No Brasil, não obstante o Supremo Tribunal Federal
tenha permanecido na linha de entendimento tradicionalmente norte-americana,
mesmo antes da edição da Lei nº 9.882/99, a Corte tem admitido alguns
temperamentos, principalmente, reconhecendo a aplicação dos seguintes
princípios: a) presunção de constitucionalidade das leis; b) coisa julgada; c)
enriquecimento sem causa; d) irrepetibilidade de verba alimentar; e) teoria da
aparência ou do funcionário de fato para proteção de terceiros de boa-fé[5]; f)
princípio da segurança jurídica, dentre outros.

 O princípio
da segurança jurídica é derivado da adoção pelo Brasil do Estado de Direito, no
qual se protege o indivíduo de mudanças inesperadas em posições consolidadas no
tempo, dando preferência à edição de leis claras e tendencialmente estáveis
para aumentar a confiança dos cidadãos na força normativa do ordenamento
positivado e favorecer a calculabilidade e a previsibilidade dos efeitos dos
atos realizados, prevenindo-se situações de perplexidade.

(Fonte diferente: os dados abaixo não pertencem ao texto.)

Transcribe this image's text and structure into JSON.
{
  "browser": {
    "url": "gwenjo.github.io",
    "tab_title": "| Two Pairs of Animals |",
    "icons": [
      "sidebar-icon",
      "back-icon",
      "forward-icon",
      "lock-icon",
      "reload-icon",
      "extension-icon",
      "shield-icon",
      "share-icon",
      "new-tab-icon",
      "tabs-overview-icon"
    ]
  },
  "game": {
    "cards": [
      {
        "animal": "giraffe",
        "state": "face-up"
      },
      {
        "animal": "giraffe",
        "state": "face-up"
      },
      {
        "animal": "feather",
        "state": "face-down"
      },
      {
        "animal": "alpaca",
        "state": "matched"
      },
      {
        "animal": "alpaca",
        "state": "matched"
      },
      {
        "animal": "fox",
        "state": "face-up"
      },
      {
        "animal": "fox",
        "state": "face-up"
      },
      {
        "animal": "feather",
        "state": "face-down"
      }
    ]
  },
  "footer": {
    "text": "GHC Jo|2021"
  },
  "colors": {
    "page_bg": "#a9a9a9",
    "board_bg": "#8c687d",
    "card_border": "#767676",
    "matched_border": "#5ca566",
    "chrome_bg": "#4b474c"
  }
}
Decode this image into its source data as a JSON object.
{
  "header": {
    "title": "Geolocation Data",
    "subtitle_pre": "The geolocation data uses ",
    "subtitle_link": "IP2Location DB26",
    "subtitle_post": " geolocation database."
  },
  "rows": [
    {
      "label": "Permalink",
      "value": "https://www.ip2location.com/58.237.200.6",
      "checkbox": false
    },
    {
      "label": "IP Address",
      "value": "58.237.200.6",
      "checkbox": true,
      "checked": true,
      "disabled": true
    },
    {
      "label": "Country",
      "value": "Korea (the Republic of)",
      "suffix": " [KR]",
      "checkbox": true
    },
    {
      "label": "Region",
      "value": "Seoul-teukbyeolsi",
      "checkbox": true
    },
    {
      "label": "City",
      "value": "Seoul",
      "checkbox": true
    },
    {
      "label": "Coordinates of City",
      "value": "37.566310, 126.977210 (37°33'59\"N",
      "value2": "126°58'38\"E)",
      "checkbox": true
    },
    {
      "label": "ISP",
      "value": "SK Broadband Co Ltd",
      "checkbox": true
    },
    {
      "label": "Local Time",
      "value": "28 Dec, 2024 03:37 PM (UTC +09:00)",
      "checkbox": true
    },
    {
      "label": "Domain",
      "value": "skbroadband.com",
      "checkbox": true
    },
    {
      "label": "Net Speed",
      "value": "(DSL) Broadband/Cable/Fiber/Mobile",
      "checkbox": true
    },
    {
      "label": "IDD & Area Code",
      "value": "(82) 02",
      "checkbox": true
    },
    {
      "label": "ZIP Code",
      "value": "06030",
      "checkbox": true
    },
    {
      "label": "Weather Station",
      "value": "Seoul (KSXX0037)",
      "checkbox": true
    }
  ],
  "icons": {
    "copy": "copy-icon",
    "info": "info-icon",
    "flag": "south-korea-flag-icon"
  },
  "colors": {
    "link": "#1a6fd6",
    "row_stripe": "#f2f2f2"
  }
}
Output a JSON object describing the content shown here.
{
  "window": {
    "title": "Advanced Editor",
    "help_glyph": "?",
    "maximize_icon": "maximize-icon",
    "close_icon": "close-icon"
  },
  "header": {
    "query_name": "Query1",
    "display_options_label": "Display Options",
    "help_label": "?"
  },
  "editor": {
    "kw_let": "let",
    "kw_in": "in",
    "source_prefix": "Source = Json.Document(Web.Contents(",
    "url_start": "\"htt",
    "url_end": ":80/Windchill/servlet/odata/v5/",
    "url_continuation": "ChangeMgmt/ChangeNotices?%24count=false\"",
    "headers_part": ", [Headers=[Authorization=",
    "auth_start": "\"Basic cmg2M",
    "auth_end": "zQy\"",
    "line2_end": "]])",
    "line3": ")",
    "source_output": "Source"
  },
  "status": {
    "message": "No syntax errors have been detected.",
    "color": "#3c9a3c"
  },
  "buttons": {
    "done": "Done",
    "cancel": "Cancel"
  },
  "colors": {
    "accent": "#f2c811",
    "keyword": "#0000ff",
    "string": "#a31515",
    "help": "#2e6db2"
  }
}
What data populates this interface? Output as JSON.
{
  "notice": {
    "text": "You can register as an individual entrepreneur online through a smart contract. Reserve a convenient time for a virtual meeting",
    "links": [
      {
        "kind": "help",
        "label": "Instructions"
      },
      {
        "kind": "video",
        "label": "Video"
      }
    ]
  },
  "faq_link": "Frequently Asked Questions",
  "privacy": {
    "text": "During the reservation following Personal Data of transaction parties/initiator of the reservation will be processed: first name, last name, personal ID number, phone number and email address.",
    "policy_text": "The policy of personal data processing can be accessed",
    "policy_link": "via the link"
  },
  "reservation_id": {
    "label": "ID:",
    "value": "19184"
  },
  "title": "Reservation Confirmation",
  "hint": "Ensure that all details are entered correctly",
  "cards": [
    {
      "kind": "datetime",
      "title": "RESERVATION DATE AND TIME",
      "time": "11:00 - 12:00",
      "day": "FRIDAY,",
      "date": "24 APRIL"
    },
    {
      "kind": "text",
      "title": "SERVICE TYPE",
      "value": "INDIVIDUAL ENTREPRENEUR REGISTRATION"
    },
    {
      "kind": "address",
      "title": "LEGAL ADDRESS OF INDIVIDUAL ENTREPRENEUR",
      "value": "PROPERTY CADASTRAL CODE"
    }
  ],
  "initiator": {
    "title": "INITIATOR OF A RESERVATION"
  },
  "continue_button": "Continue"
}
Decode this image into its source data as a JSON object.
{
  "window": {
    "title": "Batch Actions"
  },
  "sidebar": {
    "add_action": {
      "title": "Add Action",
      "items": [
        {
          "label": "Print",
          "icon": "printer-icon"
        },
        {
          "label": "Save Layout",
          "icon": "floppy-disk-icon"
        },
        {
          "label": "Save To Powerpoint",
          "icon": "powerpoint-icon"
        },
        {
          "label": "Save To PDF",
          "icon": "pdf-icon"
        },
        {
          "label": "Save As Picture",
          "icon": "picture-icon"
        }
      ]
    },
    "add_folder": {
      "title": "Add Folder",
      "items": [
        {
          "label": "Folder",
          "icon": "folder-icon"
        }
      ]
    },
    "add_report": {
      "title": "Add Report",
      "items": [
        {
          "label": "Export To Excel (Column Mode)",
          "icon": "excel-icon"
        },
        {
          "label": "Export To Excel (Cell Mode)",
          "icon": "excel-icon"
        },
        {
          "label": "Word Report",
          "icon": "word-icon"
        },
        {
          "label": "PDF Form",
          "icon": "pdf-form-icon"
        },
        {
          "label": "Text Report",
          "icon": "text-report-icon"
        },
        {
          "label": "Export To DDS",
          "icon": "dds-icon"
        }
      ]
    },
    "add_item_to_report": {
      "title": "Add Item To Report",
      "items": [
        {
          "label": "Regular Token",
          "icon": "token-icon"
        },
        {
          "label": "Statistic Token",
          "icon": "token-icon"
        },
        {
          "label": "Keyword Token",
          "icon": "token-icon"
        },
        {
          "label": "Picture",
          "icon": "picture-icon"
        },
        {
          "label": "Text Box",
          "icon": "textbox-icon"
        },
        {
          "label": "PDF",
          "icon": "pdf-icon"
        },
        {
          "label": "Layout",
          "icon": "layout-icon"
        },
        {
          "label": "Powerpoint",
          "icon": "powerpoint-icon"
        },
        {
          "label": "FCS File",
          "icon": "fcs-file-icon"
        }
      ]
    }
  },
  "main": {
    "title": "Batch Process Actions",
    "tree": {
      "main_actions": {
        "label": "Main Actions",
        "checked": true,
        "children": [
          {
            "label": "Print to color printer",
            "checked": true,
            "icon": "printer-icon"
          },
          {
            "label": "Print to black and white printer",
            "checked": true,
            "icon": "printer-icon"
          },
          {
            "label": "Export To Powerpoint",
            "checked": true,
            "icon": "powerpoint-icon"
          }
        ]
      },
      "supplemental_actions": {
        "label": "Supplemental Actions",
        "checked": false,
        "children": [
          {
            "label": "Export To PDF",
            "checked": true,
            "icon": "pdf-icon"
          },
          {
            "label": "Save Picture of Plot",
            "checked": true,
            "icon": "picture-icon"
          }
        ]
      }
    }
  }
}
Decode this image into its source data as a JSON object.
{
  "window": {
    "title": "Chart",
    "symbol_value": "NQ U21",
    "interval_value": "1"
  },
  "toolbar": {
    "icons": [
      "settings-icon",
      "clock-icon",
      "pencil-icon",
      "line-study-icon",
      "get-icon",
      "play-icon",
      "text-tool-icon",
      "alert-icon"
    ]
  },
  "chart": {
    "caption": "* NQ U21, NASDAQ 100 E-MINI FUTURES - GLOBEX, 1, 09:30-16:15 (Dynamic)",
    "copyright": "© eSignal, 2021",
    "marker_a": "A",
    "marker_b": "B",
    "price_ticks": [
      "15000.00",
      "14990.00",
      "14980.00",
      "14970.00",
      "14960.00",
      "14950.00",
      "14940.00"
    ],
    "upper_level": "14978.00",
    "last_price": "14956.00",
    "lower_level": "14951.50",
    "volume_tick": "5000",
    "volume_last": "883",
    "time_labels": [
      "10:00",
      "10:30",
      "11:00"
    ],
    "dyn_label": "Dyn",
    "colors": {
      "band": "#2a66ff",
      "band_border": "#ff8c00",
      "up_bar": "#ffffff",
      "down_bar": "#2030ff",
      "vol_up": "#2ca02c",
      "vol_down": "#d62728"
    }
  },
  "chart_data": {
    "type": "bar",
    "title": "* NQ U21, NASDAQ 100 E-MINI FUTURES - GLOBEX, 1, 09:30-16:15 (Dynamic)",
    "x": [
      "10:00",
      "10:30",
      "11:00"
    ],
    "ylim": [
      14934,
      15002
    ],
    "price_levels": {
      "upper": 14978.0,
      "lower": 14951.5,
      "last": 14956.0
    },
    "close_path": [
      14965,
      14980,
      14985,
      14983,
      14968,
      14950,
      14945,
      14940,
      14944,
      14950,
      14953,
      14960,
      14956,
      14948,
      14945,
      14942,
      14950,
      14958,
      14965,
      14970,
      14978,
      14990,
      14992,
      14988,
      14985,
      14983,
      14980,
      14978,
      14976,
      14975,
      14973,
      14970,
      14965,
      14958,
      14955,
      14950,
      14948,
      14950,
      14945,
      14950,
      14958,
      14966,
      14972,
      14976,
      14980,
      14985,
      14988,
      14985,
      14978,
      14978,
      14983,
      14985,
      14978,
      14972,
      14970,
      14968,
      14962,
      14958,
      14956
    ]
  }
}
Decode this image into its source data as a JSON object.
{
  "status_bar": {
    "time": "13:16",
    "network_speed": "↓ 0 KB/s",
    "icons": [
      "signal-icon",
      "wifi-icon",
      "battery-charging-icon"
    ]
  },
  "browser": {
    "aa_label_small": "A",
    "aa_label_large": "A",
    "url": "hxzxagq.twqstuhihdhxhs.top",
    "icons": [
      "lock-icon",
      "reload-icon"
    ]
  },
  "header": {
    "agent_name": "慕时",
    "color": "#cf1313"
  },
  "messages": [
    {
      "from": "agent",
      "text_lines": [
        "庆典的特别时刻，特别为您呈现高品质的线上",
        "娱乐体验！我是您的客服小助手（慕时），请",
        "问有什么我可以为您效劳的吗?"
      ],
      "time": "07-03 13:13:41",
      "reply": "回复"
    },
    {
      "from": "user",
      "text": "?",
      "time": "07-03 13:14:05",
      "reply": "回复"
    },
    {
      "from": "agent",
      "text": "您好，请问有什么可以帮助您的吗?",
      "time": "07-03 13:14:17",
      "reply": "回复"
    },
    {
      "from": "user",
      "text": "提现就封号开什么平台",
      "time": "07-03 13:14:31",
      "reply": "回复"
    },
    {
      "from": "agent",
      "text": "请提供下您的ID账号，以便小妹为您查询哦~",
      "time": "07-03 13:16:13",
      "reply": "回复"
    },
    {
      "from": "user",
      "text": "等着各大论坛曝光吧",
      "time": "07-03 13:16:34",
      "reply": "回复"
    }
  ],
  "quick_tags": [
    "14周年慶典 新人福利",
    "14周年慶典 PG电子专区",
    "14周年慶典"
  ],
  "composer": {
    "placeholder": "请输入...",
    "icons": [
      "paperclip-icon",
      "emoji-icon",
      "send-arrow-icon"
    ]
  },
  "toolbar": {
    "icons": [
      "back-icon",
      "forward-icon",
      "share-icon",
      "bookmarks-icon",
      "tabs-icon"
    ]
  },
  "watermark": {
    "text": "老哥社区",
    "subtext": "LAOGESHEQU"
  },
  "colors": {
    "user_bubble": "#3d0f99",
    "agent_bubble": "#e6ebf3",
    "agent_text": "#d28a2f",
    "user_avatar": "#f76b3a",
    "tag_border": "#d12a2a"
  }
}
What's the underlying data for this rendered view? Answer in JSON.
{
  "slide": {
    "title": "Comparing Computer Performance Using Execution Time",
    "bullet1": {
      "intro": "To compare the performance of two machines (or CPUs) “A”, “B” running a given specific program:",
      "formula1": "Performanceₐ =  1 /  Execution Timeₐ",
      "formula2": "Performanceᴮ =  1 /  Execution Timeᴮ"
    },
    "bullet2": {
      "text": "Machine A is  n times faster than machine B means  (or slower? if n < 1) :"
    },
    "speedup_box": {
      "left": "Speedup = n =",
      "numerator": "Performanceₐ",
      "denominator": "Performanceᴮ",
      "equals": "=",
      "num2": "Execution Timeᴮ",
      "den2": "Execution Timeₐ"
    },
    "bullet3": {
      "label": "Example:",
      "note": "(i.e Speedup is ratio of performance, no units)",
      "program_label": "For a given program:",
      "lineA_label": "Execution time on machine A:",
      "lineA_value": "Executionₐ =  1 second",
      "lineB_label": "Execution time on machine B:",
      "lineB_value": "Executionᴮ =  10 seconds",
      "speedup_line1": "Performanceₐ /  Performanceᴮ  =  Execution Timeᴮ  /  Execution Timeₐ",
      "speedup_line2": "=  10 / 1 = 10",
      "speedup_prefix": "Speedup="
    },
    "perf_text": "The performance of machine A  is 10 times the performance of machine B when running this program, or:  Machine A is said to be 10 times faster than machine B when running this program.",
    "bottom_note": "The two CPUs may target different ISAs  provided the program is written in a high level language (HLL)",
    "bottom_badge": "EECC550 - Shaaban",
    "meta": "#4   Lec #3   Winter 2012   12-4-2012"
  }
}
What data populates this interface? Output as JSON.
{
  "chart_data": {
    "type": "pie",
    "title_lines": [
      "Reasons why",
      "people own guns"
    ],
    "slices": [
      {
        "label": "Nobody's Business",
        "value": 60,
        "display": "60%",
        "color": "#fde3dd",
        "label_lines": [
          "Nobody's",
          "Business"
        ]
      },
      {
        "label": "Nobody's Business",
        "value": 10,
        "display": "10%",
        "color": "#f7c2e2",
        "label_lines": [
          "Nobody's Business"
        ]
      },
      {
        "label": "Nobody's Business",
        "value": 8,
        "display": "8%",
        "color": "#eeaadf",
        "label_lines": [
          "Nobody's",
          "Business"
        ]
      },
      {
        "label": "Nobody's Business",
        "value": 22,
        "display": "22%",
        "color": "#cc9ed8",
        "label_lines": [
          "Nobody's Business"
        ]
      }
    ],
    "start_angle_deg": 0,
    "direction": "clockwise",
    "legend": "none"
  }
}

Em relação ao princípio da coisa julgada, Mendes
(1998, p. 44), ilustrou com brilhantismo que o sistema de controle de
constitucionalidade brasileiro pareceu contemplar uma ressalva expressa à
rigorosa doutrina da retroatividade (CF, art. 153, § 3º), a saber, a coisa
julgada, ressaltando que ainda que se não possa cogitar de direito adquirido ou
de ato jurídico perfeito, fundado em lei inconstitucional, afigura-se evidente
que a nulidade ex tunc não afeta a
norma concreta contida na sentença ou acórdão.

Nesse sentido, já decidiu o STF: “A suspensão da
vigência da lei por inconstitucionalidade torna sem efeito todos os atos
praticados sob o império da lei inconstitucional. Contudo, a nulidade da
decisão judicial transitada em julgado só pode ser declarada por via de ação
rescisória”[6].

Na esfera penal, tal limitação não se aplica em
desfavor do réu, uma vez que a lei não assinala nenhum prazo fatal para a
propositura da revisão criminal.

Merece destaque, ainda, que no direito brasileiro,
a presunção de constitucionalidade das leis é admitida sem contestação, de
forma que mesmo que uma lei seja aparentemente inconstitucional, antes de ser
declarada como tal, goza de presunção de validade, sendo fato que adentra no
ordenamento jurídico, produzindo efeitos jurídicos e devendo ser obedecida por
todos, até a posterior declaração de sua inconstitucionalidade pelo Poder
Judiciário, o que pode ocorrer apenas muitos anos depois, quando inúmeras
situações já foram consolidadas sob a vigência da lei tida por inconstitucional
ou nem ocorrer.

Nesse contexto, importante, portanto, a lembrança
de que o direito não é um fim em si mesmo, mas um meio para garantia da vida
harmônica da sociedade. E para não se distanciar dela, os juízes apesar de
estarem vinculados às normas jurídicas, dentro de certos limites, possuem um
certo espaço para buscar a solução mais justa para o caso concreto,
concretizando dessa forma, o postulado de que o direito possui uma visão
tríplice, composto por fato, valor e norma, tal como expôs brilhantemente
Miguel Reale Júnior em sua Teoria Tridimensional do Direito.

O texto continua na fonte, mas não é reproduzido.